Independence Day was nice. My kids enjoyed their sparklers and the public firework displays. The traditions of the July 4th holiday went off without a hitch. Well, that is, except for my yearly reflection on the state of our freedom, our actual independence.
Something just seems a bit off. In some ways, we descendants of Sam Adams, Ben Franklin and Thomas Jefferson enjoy tremendous liberty. In other ways, well, not so much.
For instance, we possess an untrammeled right to burn the American flag. Forget the fire code: Government cannot regulate it. The First Amendment robustly protects such politically symbolic speech.
But what good does this do me? I just don’t have any desire to burn the flag.

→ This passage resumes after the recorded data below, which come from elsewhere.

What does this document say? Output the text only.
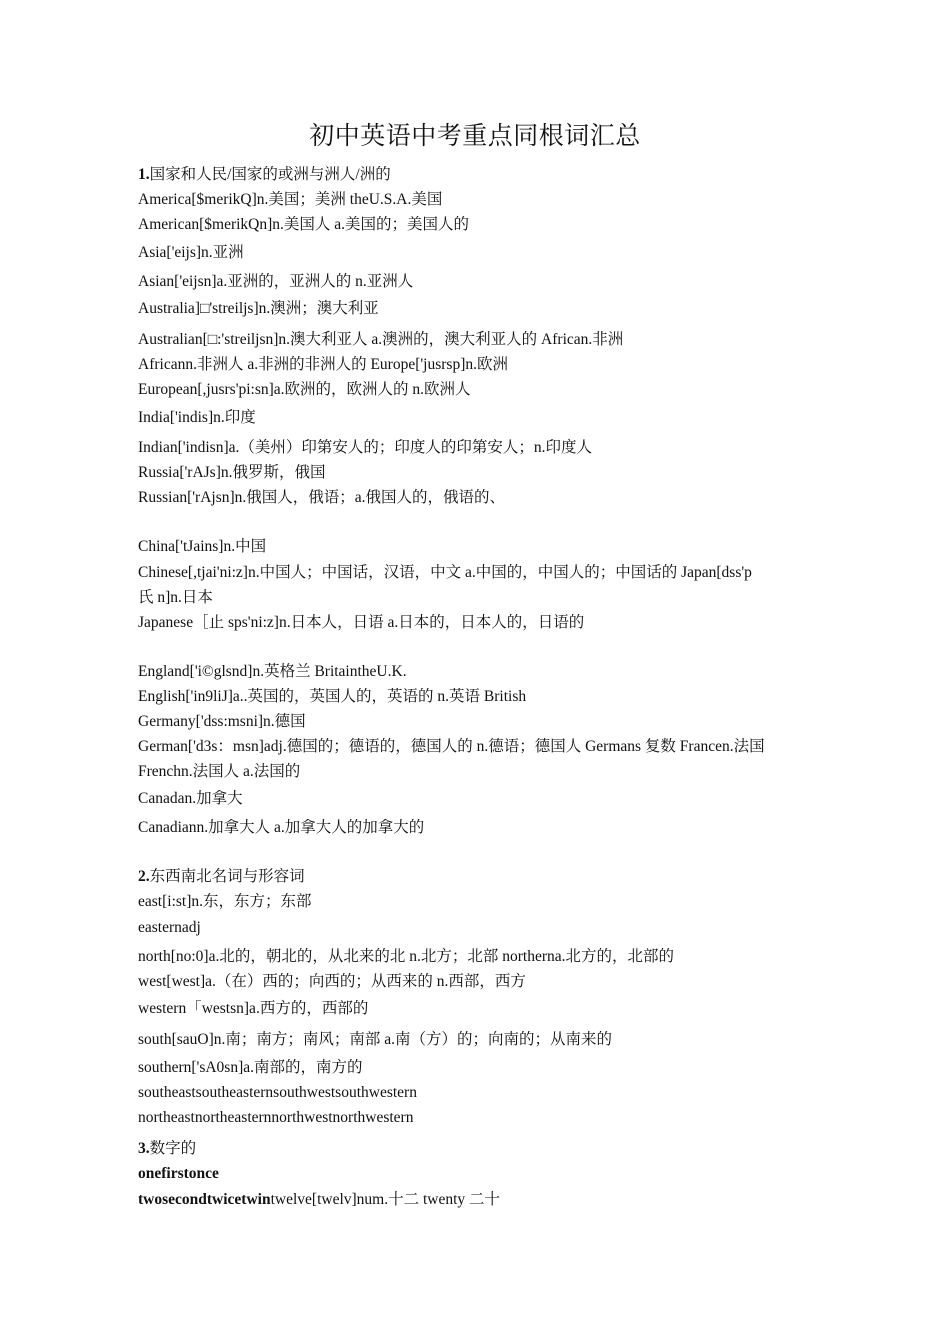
初中英语中考重点同根词汇总
1.国家和人民/国家的或洲与洲人/洲的
America[$merikQ]n.美国；美洲 theU.S.A.美国
American[$merikQn]n.美国人 a.美国的；美国人的
Asia['eijs]n.亚洲
Asian['eijsn]a.亚洲的，亚洲人的 n.亚洲人
Australia]□'streiljs]n.澳洲；澳大利亚
Australian[□:'streiljsn]n.澳大利亚人 a.澳洲的，澳大利亚人的 African.非洲
Africann.非洲人 a.非洲的非洲人的 Europe['jusrsp]n.欧洲
European[,jusrs'pi:sn]a.欧洲的，欧洲人的 n.欧洲人
India['indis]n.印度
Indian['indisn]a.（美州）印第安人的；印度人的印第安人；n.印度人
Russia['rAJs]n.俄罗斯，俄国
Russian['rAjsn]n.俄国人，俄语；a.俄国人的，俄语的、
China['tJains]n.中国
Chinese[,tjai'ni:z]n.中国人；中国话，汉语，中文 a.中国的，中国人的；中国话的 Japan[dss'p
氏 n]n.日本
Japanese［止 sps'ni:z]n.日本人，日语 a.日本的，日本人的，日语的
England['i©glsnd]n.英格兰 BritaintheU.K.
English['in9liJ]a..英国的，英国人的，英语的 n.英语 British
Germany['dss:msni]n.德国
German['d3s：msn]adj.德国的；德语的，德国人的 n.德语；德国人 Germans 复数 Francen.法国
Frenchn.法国人 a.法国的
Canadan.加拿大
Canadiann.加拿大人 a.加拿大人的加拿大的
2.东西南北名词与形容词
east[i:st]n.东，东方；东部
easternadj
north[no:0]a.北的，朝北的，从北来的北 n.北方；北部 northerna.北方的，北部的
west[west]a.（在）西的；向西的；从西来的 n.西部，西方
western「westsn]a.西方的，西部的
south[sauO]n.南；南方；南风；南部 a.南（方）的；向南的；从南来的
southern['sA0sn]a.南部的，南方的
southeastsoutheasternsouthwestsouthwestern
northeastnortheasternnorthwestnorthwestern
3.数字的
onefirstonce
twosecondtwicetwintwelve[twelv]num.十二 twenty 二十
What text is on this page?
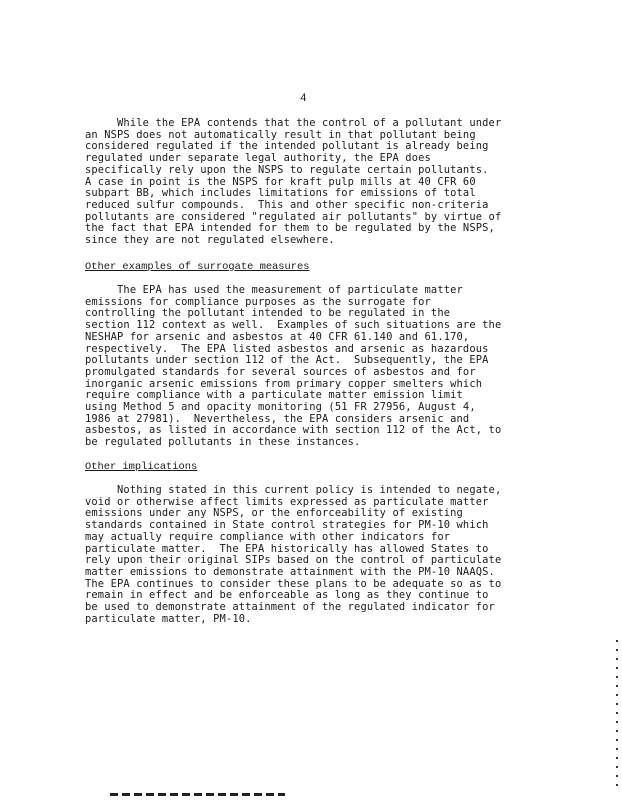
4
While the EPA contends that the control of a pollutant under
an NSPS does not automatically result in that pollutant being
considered regulated if the intended pollutant is already being
regulated under separate legal authority, the EPA does
specifically rely upon the NSPS to regulate certain pollutants.
A case in point is the NSPS for kraft pulp mills at 40 CFR 60
subpart BB, which includes limitations for emissions of total
reduced sulfur compounds.  This and other specific non-criteria
pollutants are considered "regulated air pollutants" by virtue of
the fact that EPA intended for them to be regulated by the NSPS,
since they are not regulated elsewhere.
Other examples of surrogate measures
The EPA has used the measurement of particulate matter
emissions for compliance purposes as the surrogate for
controlling the pollutant intended to be regulated in the
section 112 context as well.  Examples of such situations are the
NESHAP for arsenic and asbestos at 40 CFR 61.140 and 61.170,
respectively.  The EPA listed asbestos and arsenic as hazardous
pollutants under section 112 of the Act.  Subsequently, the EPA
promulgated standards for several sources of asbestos and for
inorganic arsenic emissions from primary copper smelters which
require compliance with a particulate matter emission limit
using Method 5 and opacity monitoring (51 FR 27956, August 4,
1986 at 27981).  Nevertheless, the EPA considers arsenic and
asbestos, as listed in accordance with section 112 of the Act, to
be regulated pollutants in these instances.
Other implications
Nothing stated in this current policy is intended to negate,
void or otherwise affect limits expressed as particulate matter
emissions under any NSPS, or the enforceability of existing
standards contained in State control strategies for PM-10 which
may actually require compliance with other indicators for
particulate matter.  The EPA historically has allowed States to
rely upon their original SIPs based on the control of particulate
matter emissions to demonstrate attainment with the PM-10 NAAQS.
The EPA continues to consider these plans to be adequate so as to
remain in effect and be enforceable as long as they continue to
be used to demonstrate attainment of the regulated indicator for
particulate matter, PM-10.
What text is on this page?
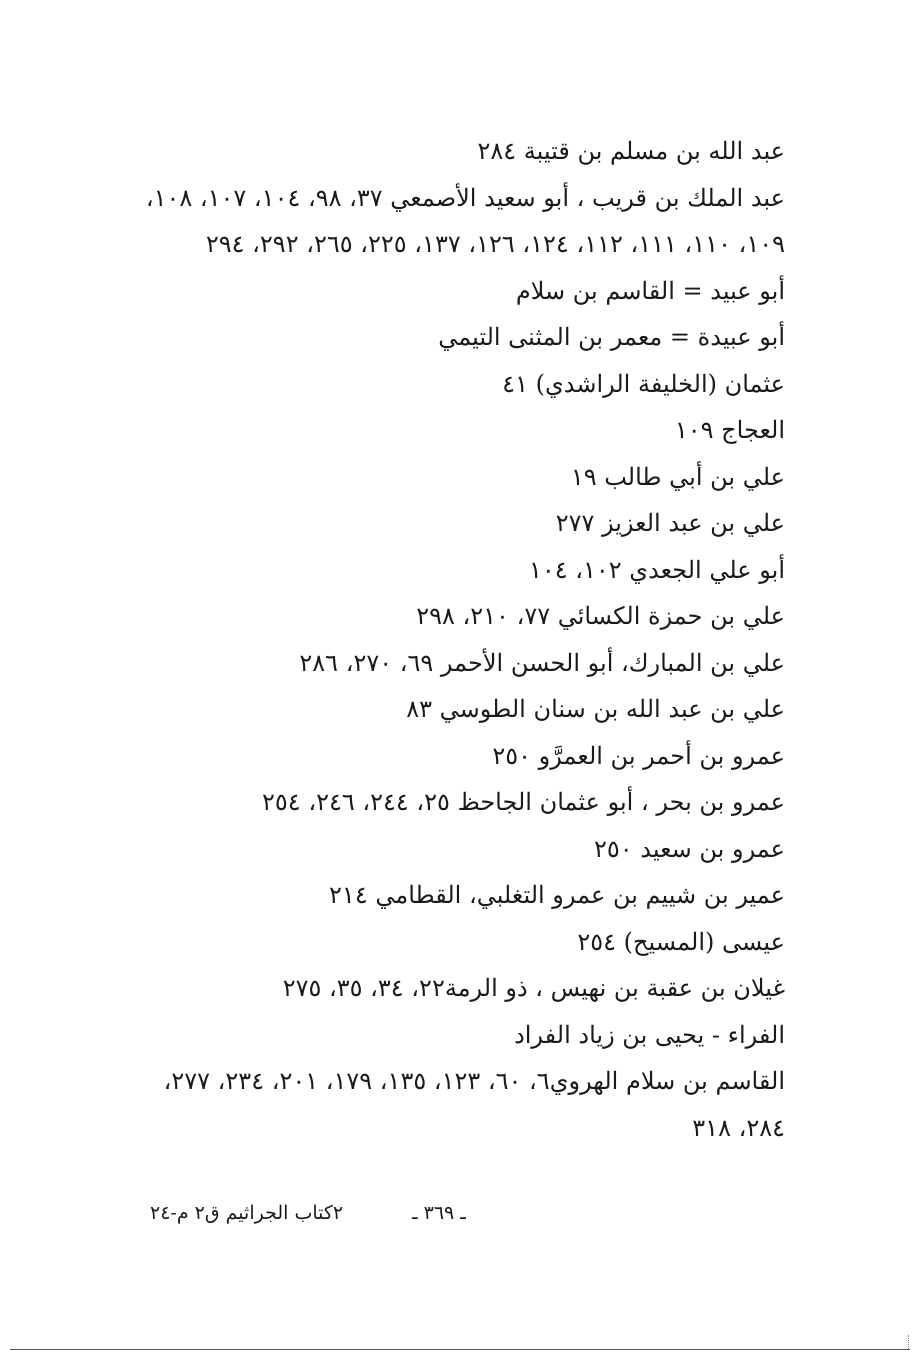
عبد الله بن مسلم بن قتيبة ٢٨٤
عبد الملك بن قريب ، أبو سعيد الأصمعي ٣٧، ٩٨، ١٠٤، ١٠٧، ١٠٨، ١٠٩، ١١٠، ١١١، ١١٢، ١٢٤، ١٢٦، ١٣٧، ٢٢٥، ٢٦٥، ٢٩٢، ٢٩٤
أبو عبيد = القاسم بن سلام
أبو عبيدة = معمر بن المثنى التيمي
عثمان (الخليفة الراشدي) ٤١
العجاج ١٠٩
علي بن أبي طالب ١٩
علي بن عبد العزيز ٢٧٧
أبو علي الجعدي ١٠٢، ١٠٤
علي بن حمزة الكسائي ٧٧، ٢١٠، ٢٩٨
علي بن المبارك، أبو الحسن الأحمر ٦٩، ٢٧٠، ٢٨٦
علي بن عبد الله بن سنان الطوسي ٨٣
عمرو بن أحمر بن العمرَّو ٢٥٠
عمرو بن بحر ، أبو عثمان الجاحظ ٢٥، ٢٤٤، ٢٤٦، ٢٥٤
عمرو بن سعيد ٢٥٠
عمير بن شييم بن عمرو التغلبي، القطامي ٢١٤
عيسى (المسيح) ٢٥٤
غيلان بن عقبة بن نهيس ، ذو الرمة٢٢، ٣٤، ٣٥، ٢٧٥
الفراء - يحيى بن زياد الفراد
القاسم بن سلام الهروي٦، ٦٠، ١٢٣، ١٣٥، ١٧٩، ٢٠١، ٢٣٤، ٢٧٧، ٢٨٤، ٣١٨
٢كتاب الجراثيم ق٢ م-٢٤	ـ ٣٦٩ ـ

And consider: Had just one Supreme Court justice switched sides in a recent First Amendment case, a public high school student would now be able to hold up a banner reading “Bong Hits 4 Jesus” at all school events.
Sure, I know it’s hard to accept such smothering censorship. But, again, I’m really not a “banner person.”
What I am, I guess, is a “petition person.” I often work to petition my government. Among the many issues I’ve placed before my fellow citizens, for their practical attention, have been measures to check government spending, cut taxes, term-limit politicians, protect property owners from eminent domain abuse, or any number of other reforms.
This isn’t symbolic speech, mind you, but speech designed to have a very real effect on the government. Moreover, the right to petition is mentioned outright in the First Amendment, while the Constitution’s framers plum forgot to mention flag burning or banners about bong hits.
But when it comes to petitions, our legislators seem to take the opposite tack. They constantly regulate (read: restrict . . . or even abridge) our rights.
In Oregon, the legislature wants to require those who wish to gather petitions for voter initiatives to register with the state and then go through government training classes. What impact the new regulatory regime would have is unclear, except for raising, quite considerably, the cost of putting a measure on the ballot.